As reported by The Washington Post, a memo dated Nov. 20 was sent to all Coast Guard personnel in which Acting Commandant Adm. Kevin Lunday issued what he called a policy and “lawful order” that bans “divisive or hate symbols and flags” across all Coast Guard workplaces, facilities and assets. The order specifically includes a noose, a swastika and symbols adopted by hate-based groups as representing racial or religious intolerance or antisemitism.
“The display of any divisive or hate symbol is prohibited and shall be removed from all Coast Guard workplaces, facilities and assets,” the memo states.
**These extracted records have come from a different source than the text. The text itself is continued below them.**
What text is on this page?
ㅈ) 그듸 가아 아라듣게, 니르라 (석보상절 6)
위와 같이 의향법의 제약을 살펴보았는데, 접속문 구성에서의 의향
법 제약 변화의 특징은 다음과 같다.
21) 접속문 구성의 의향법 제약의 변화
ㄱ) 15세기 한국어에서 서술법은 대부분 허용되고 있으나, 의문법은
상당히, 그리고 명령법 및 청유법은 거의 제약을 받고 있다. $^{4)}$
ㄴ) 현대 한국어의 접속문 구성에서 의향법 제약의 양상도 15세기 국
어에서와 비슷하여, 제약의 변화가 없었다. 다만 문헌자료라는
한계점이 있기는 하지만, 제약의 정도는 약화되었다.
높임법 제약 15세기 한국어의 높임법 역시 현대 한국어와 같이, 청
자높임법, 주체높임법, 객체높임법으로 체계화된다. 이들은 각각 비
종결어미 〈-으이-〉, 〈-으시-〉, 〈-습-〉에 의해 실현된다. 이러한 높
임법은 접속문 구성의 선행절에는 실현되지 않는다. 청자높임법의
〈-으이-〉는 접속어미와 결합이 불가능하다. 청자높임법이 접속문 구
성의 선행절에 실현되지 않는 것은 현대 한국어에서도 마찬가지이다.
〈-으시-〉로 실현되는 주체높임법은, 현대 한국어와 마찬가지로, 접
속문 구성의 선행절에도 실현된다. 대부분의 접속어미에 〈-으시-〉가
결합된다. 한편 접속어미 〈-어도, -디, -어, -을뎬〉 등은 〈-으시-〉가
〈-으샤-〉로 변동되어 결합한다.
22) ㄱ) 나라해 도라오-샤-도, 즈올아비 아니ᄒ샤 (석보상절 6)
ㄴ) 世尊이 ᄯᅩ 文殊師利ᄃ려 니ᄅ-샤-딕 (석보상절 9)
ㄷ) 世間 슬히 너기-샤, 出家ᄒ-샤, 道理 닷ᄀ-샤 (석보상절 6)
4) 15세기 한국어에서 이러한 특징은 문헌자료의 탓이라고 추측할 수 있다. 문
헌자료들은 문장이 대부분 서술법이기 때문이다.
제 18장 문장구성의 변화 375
It makes clear that service members who violate it can face discipline.
The memo also reiterates that the Confederate flag remains banned in Coast Guard spaces — including barracks, the exterior of housing and vehicles — with limited exceptions for art, historical or educational displays where the flag is only an incidental or minor element.
The late-night reversal came after an almost 24-hour period in which the Coast Guard, the Department of Homeland Security and members of Congress publicly wrestled over how the military service labels symbols of hatred.
A brief experiment with ‘potentially divisive’ language
The controversy grew out of an internal effort to revise the Coast Guard’s policies on harassment and extremism.
Under a February 2023 instruction, the service treated swastikas, nooses, supremacist symbols, Confederate flags and antisemitic imagery as examples of symbols whose “display, presentation, creation or depiction would constitute a potential hate incident.”
On Thursday, however, a new policy document, dated Nov. 13, was reported by The Washington Post. In that version, swastikas nooses and similar imagery were listed as “potentially divisive symbols and flags,” and the specific term “hate incident” was not included.
The new approach also introduced a 45-day deadline for reporting such incidents — a change critics told The Washington Post could be especially difficult for Coast Guard members deployed at sea for months at a time.
Coast Guard and DHS push back — then reverse
Initially, Coast Guard and Homeland Security officials pushed back on the implication that the service was relaxing its stance.
Lunday said in a statement to The Independent that “claims that the U.S. Coast Guard will no longer classify swastikas, nooses or other extremist imagery as prohibited symbols are categorically false,” insisting that such symbols “have been and remain prohibited in the Coast Guard per policy” and that any display would be “thoroughly investigated and severely punished.”
Homeland Security, which oversees the Coast Guard, went further. In a statement on X on Friday, DHS chief spokeswoman Tricia McLaughlin attacked the Post’s initial story as “demonstrably false,” calling criticism of the policy “baseless smears and revolting lies” and lamenting that the Coast Guard had to “take time away from its mission” to respond.
But Coast Guard public affairs officials simultaneously acknowledged that leadership was reviewing the new language, according to The Washington Post.
By Thursday night, after a day of mounting criticism, Lunday signed a new memorandum that again labels swastikas and nooses as prohibited hate symbols.
Lawmakers and faith leaders warn of “wrong message”
The proposed shift to “potentially divisive” terminology on Thursday triggered swift responses on Capitol Hill.
Sen. Jacky Rosen, D-Nev., who serves on the Senate Commerce Committee overseeing the Coast Guard, called on the Trump administration to reverse the change before it took effect.
“At a time when antisemitism is rising in the United States and around the world, relaxing policies aimed at fighting hate crimes not only sends the wrong message to the men and women of our Coast Guard, but it puts their safety at risk,” Rosen said in a statement to The Washington Post.
Jewish advocacy leaders also weighed in.
In a letter to Lunday shared with the Deseret News, Rabbi Jonah Pesner, director of the Religious Action Center of Reform Judaism, urged the Coast Guard to abandon the “potentially divisive” language.
“There is no context aside from the educational or historical in which a swastika is not a hate symbol,” Rabbi Pesner wrote, calling it “the emblem under which the Nazis perpetrated the genocide of 6 million Jews and 5 million other people” and a symbol long used by white supremacists.
Rabbi Pesner said shifting the swastika, nooses and Confederate flags into a lesser category “is wrong” and “an indelible stain on the Coast Guard and a violation of the good that our nation stands for.”
“I urge you in the strongest terms to immediately rescind this policy and return these symbols of hate to the forbidden category in which they belong,” he wrote.